Salta and the "Tren a las Nubes" (Railway to the Clouds)

Running down Cuesta del Obispo we reach Valley of Lerma dominated by Salta "la linda" (the pretty one), which is probably the town with the largest number of colonial remains in the whole country. Here is where the Train to the Clouds starts its journey up the mountains, which will end in San Antonio de los Cobres, 4,200 metres above sea level and 163 Km away from Salta.

Cataratas de Iguazú (Iguazú Falls)

The Iguazú National Park, located at eighteen kilometres from Puerto Iguazú, was declared Natural Heritage of Humanity by UNESCO. The famous falls are inside this Park. The deep flowing waters of the river fall from a height of 70 metres through 275 falls over 2.7 Km. The frontier with Brazil goes through the Garganta del Diablo (Devil's Throat) where the falling water gives the illusion of magic rainbows.
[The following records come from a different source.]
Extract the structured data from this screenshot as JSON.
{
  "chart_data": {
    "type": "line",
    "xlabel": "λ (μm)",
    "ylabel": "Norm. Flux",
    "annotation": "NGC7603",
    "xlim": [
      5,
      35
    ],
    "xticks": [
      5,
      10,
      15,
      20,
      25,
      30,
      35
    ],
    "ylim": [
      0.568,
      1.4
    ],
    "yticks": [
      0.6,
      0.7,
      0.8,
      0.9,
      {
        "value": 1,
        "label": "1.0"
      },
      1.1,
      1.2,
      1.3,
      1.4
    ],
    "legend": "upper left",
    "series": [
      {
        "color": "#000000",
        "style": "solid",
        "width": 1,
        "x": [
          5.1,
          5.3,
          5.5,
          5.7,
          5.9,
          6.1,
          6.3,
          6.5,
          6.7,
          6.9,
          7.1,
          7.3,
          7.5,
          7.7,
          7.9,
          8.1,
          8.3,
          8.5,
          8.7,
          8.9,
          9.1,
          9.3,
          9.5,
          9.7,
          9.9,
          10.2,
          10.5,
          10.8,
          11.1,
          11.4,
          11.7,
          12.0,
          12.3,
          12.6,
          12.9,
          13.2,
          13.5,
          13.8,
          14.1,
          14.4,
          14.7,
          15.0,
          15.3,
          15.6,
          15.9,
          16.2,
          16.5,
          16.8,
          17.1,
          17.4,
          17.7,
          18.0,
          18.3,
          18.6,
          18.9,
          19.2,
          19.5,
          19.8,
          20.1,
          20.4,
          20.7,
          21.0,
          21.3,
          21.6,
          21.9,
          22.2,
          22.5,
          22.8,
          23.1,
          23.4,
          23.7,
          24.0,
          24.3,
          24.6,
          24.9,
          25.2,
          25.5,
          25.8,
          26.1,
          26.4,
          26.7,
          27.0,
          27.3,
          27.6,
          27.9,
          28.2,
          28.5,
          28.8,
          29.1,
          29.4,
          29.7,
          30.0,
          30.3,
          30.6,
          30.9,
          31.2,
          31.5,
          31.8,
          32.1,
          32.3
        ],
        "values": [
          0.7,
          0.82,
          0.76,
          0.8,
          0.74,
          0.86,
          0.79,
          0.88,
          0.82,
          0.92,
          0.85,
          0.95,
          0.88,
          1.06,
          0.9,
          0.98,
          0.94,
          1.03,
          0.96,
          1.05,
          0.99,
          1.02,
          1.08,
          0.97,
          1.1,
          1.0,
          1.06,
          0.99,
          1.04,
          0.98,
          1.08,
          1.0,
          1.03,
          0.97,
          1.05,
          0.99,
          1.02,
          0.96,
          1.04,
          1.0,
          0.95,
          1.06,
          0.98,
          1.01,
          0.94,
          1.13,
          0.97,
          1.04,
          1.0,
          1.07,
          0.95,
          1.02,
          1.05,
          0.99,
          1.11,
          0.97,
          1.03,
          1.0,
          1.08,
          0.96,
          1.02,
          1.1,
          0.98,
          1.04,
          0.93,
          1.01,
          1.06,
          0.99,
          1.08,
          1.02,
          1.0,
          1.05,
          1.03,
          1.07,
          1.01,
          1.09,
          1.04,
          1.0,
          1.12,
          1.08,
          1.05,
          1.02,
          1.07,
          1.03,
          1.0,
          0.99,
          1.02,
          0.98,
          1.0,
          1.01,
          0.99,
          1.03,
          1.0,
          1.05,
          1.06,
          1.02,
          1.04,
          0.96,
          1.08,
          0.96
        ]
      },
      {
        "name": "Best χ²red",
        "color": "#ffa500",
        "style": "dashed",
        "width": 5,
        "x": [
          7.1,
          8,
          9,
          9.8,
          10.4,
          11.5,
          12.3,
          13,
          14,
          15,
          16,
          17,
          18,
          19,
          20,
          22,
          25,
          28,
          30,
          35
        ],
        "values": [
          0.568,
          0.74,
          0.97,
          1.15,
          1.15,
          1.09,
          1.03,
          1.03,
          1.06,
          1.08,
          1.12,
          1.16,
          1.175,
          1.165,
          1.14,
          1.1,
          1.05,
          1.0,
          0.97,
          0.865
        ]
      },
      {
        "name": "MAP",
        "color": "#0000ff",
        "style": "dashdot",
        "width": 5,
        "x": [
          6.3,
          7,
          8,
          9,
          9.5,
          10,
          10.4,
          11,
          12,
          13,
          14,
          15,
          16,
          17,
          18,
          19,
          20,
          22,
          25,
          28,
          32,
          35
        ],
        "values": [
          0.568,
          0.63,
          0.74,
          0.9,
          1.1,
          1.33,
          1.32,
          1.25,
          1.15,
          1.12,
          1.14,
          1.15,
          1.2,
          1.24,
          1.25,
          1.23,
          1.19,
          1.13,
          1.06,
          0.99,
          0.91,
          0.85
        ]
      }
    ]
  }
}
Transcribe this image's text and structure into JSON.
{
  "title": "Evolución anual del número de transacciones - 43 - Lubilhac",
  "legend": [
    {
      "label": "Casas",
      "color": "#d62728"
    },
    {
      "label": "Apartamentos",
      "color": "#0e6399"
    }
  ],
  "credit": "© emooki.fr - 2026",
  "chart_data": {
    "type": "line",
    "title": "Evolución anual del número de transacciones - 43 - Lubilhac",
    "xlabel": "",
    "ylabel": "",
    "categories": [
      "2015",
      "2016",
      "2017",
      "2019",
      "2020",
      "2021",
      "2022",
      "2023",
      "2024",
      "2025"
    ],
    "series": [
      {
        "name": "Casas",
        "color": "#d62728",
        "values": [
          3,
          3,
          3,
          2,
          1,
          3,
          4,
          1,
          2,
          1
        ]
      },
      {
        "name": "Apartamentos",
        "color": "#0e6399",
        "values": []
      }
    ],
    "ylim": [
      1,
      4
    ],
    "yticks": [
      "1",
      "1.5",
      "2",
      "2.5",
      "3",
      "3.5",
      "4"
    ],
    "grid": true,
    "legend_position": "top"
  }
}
The National Park is full of the exotic subtropical vegetation which surrounds the falls and has 2,000 plant species - gigantic trees, ferns, lianas, orchids, - 400 bird species - parrots, hummingbirds, toucans - jaguars and yacarés (caimans).

Patagonia

The Andean Mountain Range displays all its greatness in the Patagonian provinces. Thousand-year-old silent forests with native vegetation extend to the banks of the lagoons. On mountain tops, nature overflows in granite needles and icy fields brimming with glaciers in lakes of unique beauty. The paintings on the sides of the Cueva de las Manos (Cave of the Hands) have survived for about 10,000 years, and embody the oldest expression of the South American peoples. Imposing mammals and sea birds go through some rough seasons on the Patagonian coasts where they spend part of their life cycle. Colonies of sea lions play and rest on small islands and sandbars. Southern elephant seals have their greatest continental station in the world on Península Valdés. Nuevo and San José gulfs, separated by Carlos Ameghino isthmus, bear witness to the arrival of the Southern Right Whale, which punctually gets there for giving birth and breeding. Creole hares, rheas and guanacos (a lowland relative of the upper-Andean llama) run through the plains, and in Punta Tombo the largest colony of Maguellanic penguins nests. The amazed look of the visitor beholds this cadence that has been repeating itself since time immemorial. Farther south, you should visit Tierra del Fuego and Ushuaia— the latter being the southern-most city in the world. They are both an open door to the immense solitude of mysterious Antarctica.